Les informations obligatoires dans une lettre de rachat d’assurance-vie
Votre assureur ne traitera votre demande que si elle est complète. Un dossier incomplet ne fait pas courir le délai légal de versement, ce qui signifie concrètement que vous pouvez attendre sans que l’assureur soit en faute. Autant soigner la lettre dès le départ.
Votre courrier doit mentionner vos coordonnées complètes (nom, prénom, adresse, email, téléphone), le numéro précis de votre contrat et sa date de souscription. Seul le souscripteur est habilité à faire cette demande, et si votre contrat a été souscrit en co-adhésion, les deux co-souscripteurs doivent signer la lettre sans exception.
Vous devez aussi préciser la nature de votre demande : rachat total ou rachat partiel. Si vous optez pour un rachat partiel, indiquez le montant souhaité en chiffres et en lettres. Pour un rachat total, certains assureurs acceptent la mention « liquidation intégrale du contrat ». Précisez enfin le mode de versement souhaité, le virement bancaire étant recommandé pour des raisons de traçabilité et de délai.

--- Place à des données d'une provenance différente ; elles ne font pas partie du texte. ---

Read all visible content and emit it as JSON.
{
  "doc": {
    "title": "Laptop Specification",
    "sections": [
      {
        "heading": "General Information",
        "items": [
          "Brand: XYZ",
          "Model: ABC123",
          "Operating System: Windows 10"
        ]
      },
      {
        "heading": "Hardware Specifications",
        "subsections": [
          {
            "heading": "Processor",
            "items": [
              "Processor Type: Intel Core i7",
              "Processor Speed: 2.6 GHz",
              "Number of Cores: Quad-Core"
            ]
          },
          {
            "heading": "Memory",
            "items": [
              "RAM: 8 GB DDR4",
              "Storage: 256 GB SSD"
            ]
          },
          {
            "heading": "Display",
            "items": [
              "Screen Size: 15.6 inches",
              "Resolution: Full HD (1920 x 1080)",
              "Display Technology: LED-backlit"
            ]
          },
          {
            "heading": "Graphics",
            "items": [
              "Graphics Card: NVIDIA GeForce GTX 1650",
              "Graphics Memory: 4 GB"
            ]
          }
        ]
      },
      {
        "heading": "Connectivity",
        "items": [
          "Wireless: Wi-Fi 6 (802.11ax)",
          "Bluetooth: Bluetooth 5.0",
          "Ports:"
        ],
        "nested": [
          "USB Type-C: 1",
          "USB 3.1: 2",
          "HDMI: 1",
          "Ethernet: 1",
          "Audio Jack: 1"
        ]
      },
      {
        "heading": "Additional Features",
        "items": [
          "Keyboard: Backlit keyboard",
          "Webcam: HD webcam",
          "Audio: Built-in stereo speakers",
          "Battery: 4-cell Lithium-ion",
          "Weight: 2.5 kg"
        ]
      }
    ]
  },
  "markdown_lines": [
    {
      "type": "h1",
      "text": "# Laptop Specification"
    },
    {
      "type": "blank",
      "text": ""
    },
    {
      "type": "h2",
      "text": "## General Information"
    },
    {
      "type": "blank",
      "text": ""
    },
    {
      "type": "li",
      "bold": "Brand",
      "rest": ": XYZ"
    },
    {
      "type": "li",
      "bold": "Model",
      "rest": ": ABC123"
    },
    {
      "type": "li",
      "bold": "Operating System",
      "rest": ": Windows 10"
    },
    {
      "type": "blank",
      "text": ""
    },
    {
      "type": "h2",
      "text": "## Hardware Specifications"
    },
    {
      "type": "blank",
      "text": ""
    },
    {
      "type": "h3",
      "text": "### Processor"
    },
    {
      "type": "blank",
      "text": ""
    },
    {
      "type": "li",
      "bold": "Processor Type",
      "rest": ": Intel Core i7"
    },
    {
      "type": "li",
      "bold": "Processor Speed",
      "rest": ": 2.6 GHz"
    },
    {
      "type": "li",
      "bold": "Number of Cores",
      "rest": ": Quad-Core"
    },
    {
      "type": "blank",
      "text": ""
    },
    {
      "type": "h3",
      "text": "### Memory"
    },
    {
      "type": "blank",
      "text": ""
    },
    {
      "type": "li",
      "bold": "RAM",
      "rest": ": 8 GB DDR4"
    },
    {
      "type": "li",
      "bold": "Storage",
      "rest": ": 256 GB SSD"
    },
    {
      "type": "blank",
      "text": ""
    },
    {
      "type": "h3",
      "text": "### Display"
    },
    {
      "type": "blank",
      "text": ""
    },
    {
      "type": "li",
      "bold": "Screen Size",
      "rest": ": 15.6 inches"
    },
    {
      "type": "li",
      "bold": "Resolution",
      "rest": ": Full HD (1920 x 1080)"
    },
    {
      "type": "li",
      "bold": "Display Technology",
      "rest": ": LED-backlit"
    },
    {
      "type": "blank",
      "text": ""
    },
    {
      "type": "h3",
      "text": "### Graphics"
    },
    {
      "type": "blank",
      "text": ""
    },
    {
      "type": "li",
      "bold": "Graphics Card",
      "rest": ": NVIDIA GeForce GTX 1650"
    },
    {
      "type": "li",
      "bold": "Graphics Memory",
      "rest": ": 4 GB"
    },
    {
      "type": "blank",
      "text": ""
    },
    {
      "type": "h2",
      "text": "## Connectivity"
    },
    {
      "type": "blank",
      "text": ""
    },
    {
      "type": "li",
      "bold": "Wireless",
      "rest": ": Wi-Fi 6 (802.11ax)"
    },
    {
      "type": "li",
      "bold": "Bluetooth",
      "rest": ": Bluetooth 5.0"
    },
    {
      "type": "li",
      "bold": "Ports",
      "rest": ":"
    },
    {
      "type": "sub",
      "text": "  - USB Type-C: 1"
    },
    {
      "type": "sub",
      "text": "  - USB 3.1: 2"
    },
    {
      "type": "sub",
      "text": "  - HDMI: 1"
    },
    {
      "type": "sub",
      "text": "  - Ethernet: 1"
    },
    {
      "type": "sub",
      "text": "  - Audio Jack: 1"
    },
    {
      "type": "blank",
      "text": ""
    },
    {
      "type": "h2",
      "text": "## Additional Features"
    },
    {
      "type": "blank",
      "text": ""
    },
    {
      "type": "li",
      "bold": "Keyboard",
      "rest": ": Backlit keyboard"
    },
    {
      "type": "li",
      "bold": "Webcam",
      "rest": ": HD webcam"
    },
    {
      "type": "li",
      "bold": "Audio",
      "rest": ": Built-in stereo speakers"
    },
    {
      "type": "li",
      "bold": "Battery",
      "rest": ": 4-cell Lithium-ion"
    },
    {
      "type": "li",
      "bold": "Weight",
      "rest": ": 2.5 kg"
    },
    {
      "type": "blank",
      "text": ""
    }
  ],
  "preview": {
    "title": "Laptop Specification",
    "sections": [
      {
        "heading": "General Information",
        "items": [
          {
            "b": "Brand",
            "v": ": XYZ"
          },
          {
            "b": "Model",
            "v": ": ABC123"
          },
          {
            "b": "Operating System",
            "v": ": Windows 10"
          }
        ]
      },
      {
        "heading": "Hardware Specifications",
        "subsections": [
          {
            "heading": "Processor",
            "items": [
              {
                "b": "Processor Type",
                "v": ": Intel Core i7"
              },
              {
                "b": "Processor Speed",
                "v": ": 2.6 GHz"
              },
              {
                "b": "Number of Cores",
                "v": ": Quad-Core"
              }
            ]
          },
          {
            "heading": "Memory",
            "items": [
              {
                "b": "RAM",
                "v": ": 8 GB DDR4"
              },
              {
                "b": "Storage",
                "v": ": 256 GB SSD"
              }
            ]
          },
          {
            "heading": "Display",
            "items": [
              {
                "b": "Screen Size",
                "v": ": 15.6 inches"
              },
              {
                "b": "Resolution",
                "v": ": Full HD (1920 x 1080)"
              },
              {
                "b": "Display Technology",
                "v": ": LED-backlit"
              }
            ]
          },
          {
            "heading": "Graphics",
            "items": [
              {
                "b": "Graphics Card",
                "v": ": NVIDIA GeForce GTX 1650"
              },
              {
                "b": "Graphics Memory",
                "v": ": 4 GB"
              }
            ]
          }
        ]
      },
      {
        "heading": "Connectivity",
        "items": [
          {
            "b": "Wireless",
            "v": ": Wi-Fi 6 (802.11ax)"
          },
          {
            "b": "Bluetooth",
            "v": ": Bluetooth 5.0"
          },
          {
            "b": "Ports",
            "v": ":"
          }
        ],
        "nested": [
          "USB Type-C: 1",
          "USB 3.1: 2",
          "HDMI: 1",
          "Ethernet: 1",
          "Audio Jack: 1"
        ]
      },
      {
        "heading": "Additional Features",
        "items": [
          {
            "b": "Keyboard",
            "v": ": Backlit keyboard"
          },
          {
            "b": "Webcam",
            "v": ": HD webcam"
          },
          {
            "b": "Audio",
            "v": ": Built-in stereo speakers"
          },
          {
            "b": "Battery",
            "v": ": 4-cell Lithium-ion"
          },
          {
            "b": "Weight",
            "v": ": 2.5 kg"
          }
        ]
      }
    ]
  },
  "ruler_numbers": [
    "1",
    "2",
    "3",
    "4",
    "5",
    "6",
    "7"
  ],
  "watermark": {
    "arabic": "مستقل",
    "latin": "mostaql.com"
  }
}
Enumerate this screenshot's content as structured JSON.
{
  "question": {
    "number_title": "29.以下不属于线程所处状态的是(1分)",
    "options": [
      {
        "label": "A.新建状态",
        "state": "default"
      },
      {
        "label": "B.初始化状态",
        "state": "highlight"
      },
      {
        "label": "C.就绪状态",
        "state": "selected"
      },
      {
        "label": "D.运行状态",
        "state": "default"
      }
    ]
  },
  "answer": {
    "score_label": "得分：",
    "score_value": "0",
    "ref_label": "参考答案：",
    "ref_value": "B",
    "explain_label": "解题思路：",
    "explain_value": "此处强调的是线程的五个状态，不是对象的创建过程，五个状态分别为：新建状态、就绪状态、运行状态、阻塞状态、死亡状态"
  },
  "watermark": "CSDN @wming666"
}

Concernant les pièces à joindre, l’absence d’un seul document peut bloquer le traitement de votre dossier. Joignez systématiquement une copie recto-verso de votre pièce d’identité en cours de validité, un relevé d’identité bancaire au nom du titulaire du contrat, une copie de votre dernier relevé de situation annuel et une copie de votre contrat. Envoyez le tout par lettre recommandée avec accusé de réception : c’est la seule preuve juridique qui fait courir le délai légal. L’assureur dispose de deux mois maximum à compter de la réception d’un dossier complet pour vous verser les fonds. Passé ce délai, les sommes produisent des intérêts au taux légal majoré.
Un point souvent ignoré : si vous avez désigné un bénéficiaire qui a formellement accepté sa désignation, vous devez obtenir son accord écrit avant de pouvoir effectuer un rachat. Sans cet accord, votre demande sera bloquée.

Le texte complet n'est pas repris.